Hormones, which control everything from growth to metabolism to reproduction, typically come from our glands or sex organs; a few have been traced to the heart, abdominal organs, and skin. They weren't known to come from bone, until now. A research team led by Gerard Karsenty, chair of the Department of Genetics and Development at Columbia's College of Physicians and Surgeons, has found that osteocalcin, a hormone released by bone cells, directly regulates the metabolism of glucose in mice. Shortages of osteocalcin, the researchers say, seem to cause obesity and type 2 diabetes in the animals.

There is "no guarantee" that the hormone behaves similarly in humans, "but osteocalcin exists in humans," Karsenty says. "It operates in a region where type 2 diabetes genes are known to be present, and its levels vary with sugar metabolism, so we are cautiously optimistic."

In mice, at least, osteocalcin controls blood sugar by increasing the proliferation of insulin-producing beta cells in the pancreas, signaling those beta cells to produce more insulin and triggering fat cells to release another hormone, called adiponectin, that enhances insulin sensitivity. Mice and men both rely on insulin to sweep sugar from the blood and into cells, where it is used as energy or stored as fat.

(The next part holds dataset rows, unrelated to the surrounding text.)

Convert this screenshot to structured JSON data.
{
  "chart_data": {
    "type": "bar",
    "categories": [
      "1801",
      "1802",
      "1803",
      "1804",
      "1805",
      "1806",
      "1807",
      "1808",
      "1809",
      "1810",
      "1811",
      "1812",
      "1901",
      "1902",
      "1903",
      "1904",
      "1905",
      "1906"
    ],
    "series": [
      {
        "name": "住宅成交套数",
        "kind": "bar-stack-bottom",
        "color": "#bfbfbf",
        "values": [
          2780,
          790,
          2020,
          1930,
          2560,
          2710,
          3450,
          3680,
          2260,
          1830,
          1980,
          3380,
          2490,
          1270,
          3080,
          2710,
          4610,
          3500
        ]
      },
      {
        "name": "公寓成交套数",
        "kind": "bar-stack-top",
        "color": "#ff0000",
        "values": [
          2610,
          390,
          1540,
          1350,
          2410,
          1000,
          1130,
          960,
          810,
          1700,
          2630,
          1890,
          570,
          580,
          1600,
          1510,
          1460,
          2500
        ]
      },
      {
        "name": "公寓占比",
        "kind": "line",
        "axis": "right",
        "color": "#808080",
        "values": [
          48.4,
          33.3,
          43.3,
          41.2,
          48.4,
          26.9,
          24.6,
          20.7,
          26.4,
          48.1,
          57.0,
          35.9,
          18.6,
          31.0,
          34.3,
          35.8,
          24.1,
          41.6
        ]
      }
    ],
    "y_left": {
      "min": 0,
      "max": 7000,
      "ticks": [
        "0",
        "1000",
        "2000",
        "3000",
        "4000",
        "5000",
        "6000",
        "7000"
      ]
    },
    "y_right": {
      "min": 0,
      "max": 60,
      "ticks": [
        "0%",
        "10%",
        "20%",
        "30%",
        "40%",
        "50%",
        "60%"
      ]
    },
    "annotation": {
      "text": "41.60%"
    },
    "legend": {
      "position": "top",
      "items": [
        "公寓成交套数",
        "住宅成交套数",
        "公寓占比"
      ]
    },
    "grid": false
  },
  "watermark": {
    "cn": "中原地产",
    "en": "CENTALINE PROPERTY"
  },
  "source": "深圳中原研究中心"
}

If osteocalcin has comparable effects on people, Karsenty says, its discovery could lead to a cure for the 20 million Americans with diabetes, in whom insufficient insulin levels can chronically elevate blood glucose, heightening the risk of heart disease, kidney failure, and blindness.

But the discovery that the skeleton interacts with other organs is stunning in itself, prompting scientists to reconsider the skeleton's purpose. "It certainly has caused quite a stir," Graham Williams, an endocrinology expert at Imperial College London, told the Web site Nature News recently. "People think it's a novel idea, and likely to turn out to be a paradigm shift."

Karsenty and his team had been searching for a skeletal hormone that communicates with fat since demonstrating in 2002 that leptin, a hormone produced by fat cells, is crucial to regulating bone mass. Given that most bodily systems work as feedback loops, if fat signals bone, it stood to reason that bone might also signal fat. Osteocalcin, already known to be lower in diabetics thanks to earlier studies investigating the link between diabetes and an increased incidence of bone fractures, was thrown into the mix of suspects.

The researchers found that mice genetically programmed to have high levels of osteocalcin don't gain weight or become diabetic even when fed a high-fat diet, while mice manipulated to lack osteocalcin become fat, secrete less insulin and adiponectin, produce fewer beta cells, and develop type 2 diabetes.

Karsenty says his lab will continue to investigate the role of osteocalcin in glucose metabolism, in animals as well as humans, with an eye toward developing novel therapies for preventing obesity, type 2 diabetes, and related disorders.

The study was published in the August issue of the journal Cell.